To explain the pic: I was taking the camera out of my pocket, had my finger on the lense, and accidently took a picture. So That's what my digital fingerprint looks like. Kinda cool, huh?
Ten Things About Me:
1. Ann O. Nimus is NOT my real name. Seriously, who's parents are that stupid/clever?
2. I have two death-row doggies I adopted. Emmie, a rat-terrier mix who just turned 11; and Jessy, a pappillion mix who is 10. Don't Litter, spay and neuter.
3. I listen to some of the worst music on the planet, and quote it frequently. "Nod at the bird and everyone dies." My faveorite group of all time is the LA band, X. Ive seen them a few times, and John Doe puts on some awesome solo gigs!
4. I'm a pagan and a witch (but not a wiccan), but I don't spell-cast much these days. Remember kiddies, don't play with fire or you may get burned.

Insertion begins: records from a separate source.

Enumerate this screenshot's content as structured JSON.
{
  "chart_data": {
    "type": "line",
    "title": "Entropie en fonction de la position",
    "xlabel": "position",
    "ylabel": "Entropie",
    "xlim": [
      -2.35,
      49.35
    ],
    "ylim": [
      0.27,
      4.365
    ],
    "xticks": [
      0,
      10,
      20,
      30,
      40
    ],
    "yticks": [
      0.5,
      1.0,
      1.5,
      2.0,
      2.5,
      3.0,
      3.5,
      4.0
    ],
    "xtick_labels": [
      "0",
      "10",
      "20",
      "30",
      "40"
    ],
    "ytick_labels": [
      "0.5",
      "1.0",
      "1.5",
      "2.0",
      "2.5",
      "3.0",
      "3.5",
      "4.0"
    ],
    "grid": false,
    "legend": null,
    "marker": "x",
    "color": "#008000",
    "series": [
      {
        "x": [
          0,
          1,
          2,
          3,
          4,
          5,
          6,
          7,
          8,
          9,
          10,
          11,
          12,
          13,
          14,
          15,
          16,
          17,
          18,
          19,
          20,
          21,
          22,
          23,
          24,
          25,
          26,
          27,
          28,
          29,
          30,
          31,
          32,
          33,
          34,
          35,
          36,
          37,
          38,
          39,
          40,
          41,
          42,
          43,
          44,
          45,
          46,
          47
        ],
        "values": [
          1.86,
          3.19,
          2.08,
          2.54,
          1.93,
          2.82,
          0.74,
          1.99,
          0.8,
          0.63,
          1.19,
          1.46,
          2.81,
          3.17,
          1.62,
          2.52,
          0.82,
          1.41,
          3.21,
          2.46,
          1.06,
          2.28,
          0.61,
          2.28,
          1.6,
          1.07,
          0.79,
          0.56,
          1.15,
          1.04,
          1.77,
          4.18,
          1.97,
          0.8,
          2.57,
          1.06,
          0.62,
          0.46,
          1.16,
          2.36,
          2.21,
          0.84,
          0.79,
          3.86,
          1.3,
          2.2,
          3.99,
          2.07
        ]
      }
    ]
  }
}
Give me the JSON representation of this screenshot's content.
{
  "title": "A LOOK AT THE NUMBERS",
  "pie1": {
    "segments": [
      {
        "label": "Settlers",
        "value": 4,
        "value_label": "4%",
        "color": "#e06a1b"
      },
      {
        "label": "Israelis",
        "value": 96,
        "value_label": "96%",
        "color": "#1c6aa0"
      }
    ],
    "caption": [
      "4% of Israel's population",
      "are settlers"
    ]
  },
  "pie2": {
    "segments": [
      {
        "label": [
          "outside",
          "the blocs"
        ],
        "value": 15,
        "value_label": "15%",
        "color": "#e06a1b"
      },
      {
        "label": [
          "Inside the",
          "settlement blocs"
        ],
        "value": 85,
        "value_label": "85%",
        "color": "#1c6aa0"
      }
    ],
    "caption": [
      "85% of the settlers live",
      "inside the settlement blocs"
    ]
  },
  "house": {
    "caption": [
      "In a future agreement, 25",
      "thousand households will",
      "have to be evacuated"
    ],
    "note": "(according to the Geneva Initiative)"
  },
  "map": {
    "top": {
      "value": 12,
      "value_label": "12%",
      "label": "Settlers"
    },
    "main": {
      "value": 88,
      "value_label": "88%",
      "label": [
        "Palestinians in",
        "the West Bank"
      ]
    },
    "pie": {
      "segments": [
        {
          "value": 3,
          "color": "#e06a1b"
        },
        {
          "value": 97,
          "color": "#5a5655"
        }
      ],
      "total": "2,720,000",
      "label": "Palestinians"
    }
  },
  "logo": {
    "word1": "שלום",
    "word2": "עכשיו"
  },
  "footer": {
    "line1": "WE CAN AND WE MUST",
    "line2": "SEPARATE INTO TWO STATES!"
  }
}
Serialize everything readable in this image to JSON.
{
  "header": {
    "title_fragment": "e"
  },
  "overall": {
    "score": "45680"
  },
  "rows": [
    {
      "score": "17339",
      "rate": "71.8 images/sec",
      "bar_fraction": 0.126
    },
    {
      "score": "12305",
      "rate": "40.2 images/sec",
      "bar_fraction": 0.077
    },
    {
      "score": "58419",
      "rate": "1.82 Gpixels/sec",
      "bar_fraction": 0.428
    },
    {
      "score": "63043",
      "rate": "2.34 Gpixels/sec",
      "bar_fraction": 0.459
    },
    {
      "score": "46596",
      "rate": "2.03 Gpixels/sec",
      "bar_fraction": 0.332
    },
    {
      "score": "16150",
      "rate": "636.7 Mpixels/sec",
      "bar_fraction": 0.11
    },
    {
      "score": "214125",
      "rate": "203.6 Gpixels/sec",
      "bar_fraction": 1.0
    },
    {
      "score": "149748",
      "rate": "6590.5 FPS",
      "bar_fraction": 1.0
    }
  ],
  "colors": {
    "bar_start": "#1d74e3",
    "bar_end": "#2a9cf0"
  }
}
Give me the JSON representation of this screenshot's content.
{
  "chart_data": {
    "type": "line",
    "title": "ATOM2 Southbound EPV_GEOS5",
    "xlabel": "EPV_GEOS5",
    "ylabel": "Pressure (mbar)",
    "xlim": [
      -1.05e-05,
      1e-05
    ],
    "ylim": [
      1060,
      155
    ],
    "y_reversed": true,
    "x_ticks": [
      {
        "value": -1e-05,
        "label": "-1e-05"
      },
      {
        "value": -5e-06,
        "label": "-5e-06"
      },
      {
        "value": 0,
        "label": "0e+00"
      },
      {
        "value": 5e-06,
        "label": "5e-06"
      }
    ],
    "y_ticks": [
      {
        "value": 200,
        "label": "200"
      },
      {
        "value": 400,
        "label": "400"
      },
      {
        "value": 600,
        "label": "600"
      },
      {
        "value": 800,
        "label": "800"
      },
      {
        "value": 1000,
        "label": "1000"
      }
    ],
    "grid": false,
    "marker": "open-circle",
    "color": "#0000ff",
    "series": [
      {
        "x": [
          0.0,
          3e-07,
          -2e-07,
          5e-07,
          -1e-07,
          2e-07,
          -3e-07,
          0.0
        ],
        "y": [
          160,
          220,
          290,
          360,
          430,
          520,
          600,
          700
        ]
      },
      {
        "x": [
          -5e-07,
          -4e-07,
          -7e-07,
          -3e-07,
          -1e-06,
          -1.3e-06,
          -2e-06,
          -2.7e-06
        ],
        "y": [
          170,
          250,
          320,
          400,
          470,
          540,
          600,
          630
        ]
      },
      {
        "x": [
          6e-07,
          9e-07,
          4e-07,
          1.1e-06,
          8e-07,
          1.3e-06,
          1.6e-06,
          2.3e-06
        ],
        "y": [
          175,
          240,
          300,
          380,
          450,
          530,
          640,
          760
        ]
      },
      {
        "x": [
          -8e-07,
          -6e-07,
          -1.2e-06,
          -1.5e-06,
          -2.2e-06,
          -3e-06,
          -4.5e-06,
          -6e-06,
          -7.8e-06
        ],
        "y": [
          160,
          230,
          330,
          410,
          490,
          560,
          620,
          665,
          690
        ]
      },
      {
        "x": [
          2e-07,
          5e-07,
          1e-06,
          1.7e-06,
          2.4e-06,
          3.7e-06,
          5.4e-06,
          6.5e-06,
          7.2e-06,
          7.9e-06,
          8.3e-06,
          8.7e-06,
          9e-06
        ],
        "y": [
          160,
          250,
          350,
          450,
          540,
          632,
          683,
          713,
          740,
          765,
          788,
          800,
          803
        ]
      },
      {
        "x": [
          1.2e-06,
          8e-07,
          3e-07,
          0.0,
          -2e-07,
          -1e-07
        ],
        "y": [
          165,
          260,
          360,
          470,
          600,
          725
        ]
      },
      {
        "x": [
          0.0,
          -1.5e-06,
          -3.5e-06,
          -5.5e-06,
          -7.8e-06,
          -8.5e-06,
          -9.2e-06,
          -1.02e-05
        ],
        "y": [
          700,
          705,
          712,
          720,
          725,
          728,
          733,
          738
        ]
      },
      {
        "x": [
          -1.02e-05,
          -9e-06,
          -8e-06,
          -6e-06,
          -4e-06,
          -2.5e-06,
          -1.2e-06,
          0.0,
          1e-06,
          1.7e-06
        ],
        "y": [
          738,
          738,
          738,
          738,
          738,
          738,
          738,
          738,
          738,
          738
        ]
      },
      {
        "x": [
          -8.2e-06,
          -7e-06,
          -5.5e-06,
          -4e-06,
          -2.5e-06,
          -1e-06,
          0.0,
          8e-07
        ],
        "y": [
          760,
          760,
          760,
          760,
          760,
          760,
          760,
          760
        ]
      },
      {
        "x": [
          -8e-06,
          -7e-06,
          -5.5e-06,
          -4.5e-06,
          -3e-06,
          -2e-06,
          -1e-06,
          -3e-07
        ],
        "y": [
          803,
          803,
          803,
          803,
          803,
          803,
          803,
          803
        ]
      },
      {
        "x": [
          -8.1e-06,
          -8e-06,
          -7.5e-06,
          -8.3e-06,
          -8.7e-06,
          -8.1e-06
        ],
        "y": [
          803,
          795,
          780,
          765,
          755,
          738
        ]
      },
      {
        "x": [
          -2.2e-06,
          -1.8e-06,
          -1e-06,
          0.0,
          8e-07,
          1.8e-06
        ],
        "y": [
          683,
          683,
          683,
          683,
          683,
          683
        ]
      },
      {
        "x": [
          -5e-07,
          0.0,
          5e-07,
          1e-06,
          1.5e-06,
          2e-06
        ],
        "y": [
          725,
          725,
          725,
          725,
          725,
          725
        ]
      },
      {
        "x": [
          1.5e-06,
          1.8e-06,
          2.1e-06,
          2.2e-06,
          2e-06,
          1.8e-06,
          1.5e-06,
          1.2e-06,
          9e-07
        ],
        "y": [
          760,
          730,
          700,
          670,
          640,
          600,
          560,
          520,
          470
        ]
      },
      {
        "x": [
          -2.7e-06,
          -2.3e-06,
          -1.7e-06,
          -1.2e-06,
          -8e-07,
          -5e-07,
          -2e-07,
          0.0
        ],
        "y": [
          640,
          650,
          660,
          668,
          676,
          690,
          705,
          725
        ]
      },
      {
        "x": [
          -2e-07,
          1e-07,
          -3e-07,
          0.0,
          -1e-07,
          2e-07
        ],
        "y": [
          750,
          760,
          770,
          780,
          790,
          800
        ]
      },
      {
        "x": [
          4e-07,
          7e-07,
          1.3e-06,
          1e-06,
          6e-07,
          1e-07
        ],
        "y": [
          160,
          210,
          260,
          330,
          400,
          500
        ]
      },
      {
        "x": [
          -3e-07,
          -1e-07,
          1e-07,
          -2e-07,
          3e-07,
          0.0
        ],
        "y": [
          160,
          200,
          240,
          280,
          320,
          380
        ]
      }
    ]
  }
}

5. I'm short, curvy, red-headed, brown-eyed, older than I look, and generally mild-mannered, generally... Remember: dynamite comes in small packages.
6. My favorite color is yellow, unless you ask, then I'll say it's green. Not cuz I'm given to lying, but most people think of day-glow yellow rather than the soft, buttery yellow I prefer. But then, when I tell people my fave is green they have one of two responses: men generally say "the color of money" and women say "like trees!" Not making any judgments here, just an observation.
7. My favorite food is cake, ahh... CAKE. But I'm not "allowed" to eat it anymore (heavy sigh...) And just so you know, anything marked: gluten-free cace mix... ISN'T. It's a similar cake-like substance, made by the sense-o-matic machine no doubt, but it's not cake. "The cake is a lie."
8. I have a penchant for wearing calf-length gypsy skirts and it's not uncommon to see me running around the house with a cutlass from time to time yelling "Run up the colours!" and threatening to make the pooches walk the plank.
9. My two favorite words: JUSTIFYABLE HOMICIDE
10. I haven't killed anyone. YET.
"What's that on your shoulder?"
What?
"That. On your shoulder."
It's my head.
"Uhh... Is that the root of all your problems?"
No.
"Well what is your problem?"
I wouldn't say I got what you call a 'chip' on my shoulder.
"No?"
There's just some people I can't get along with.
"Yeah."
I mean, I tried. And then I really tried.
"Yeeaaahhh..."
Never seemed to work out, honey.
"So what are we gonna say to these people?"
There's a big... ugly... city out there.
You wanna see it?
"Yeah, I wanna see it!"
Well look through my eyes, and you can see it.
What's wrong with me. What's wrong with me? What's wrong with me! it ain't none 'o your goddamn business.